José Luis Guerin excellait déjà, dans ce documentaire sur la transformation urbaine inéluctable, à conférer une force visuelle poétique aux motifs courants de chaque cité. Comme dans son film suivant, le magnifique Dans la ville de Sylvia, le réalisateur sait se réapproprier l'espace urbain pour faire jaillir une beauté plastique là où on l'attendait le moins. Les plans de l'écoulement du béton ou des squelettes déterrés s'inscrivent alors dans un projet presque épique, une sorte de saga populaire et sociale sur le déracinement d'un quartier vétuste de tous points de vue, qui est remplacé par quelque chose de plus lisse et moderne.

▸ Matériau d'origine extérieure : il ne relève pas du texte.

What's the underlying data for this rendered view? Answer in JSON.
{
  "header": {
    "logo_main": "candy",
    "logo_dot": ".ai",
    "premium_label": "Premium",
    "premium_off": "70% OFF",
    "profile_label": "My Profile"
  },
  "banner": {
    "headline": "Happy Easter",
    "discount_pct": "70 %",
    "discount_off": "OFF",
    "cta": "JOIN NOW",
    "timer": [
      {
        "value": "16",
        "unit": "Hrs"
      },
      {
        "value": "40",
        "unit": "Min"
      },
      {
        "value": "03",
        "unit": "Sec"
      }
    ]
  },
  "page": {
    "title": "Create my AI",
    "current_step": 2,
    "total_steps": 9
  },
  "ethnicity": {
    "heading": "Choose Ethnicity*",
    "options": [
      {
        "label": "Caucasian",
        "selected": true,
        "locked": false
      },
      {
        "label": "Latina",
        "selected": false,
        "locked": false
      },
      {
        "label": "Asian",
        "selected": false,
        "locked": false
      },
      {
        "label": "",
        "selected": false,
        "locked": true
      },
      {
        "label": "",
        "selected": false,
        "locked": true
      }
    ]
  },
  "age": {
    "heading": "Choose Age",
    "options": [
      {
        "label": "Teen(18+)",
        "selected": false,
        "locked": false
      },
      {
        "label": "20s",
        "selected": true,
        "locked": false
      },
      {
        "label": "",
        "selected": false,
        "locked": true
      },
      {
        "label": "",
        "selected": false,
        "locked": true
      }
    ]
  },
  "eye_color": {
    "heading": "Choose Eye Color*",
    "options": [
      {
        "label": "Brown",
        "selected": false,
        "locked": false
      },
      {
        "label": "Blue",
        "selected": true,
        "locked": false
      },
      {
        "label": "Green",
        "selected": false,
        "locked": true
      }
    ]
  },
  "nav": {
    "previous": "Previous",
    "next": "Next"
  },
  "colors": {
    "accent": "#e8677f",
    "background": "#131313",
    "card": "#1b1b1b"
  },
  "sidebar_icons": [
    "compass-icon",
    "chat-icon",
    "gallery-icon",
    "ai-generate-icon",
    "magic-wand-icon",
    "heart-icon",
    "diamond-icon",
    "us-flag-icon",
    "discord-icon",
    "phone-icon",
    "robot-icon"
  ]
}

Le procédé de José Luis Guerin pour évoquer ce passage de relais vital et involontaire est des plus ingénieux, quoiqu'assez éloigné d'une conception puriste du genre documentaire. Aux prises des travaux de démolition et de construction des bâtiments se mêlent des scénes plus intimistes, où la caméra prend une place d'observateur pas tout à fait invisible. Le découpage et le contenu de ces moments de conversation entre les habitants du quartier ou les maçons les éloigne sensiblement de témoignages pris sur le vif. Mais leur intégration dans la forme globale du documentaire ne s'opère pas non plus selon une finalité édifiante clairement définie. Ce sont alors plutôt des tranches de vie avec un soupçon d'artifice fictif, qui confèrent un ton particulier et pas sans intérêt au documentaire.

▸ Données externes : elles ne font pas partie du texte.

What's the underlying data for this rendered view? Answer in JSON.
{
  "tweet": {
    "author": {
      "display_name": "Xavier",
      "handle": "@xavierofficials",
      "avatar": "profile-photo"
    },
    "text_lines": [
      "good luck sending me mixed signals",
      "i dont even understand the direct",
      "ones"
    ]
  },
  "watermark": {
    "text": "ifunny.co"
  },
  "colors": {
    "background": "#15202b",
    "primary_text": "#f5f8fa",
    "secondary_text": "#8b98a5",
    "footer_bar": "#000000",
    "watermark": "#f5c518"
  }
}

Cependant, le réalisateur n'échappe pas à la forme forcément cyclique du film, imposée par le sujet de disparition et de renaissance. A l'authenticité des habitants anciens se substitue logiquement la gentillesse niaise de la nouvelle population embourgeoisée, qui s'affiche notamment lors de la scène de la visite des logements encore en travaux par leurs futurs occupants.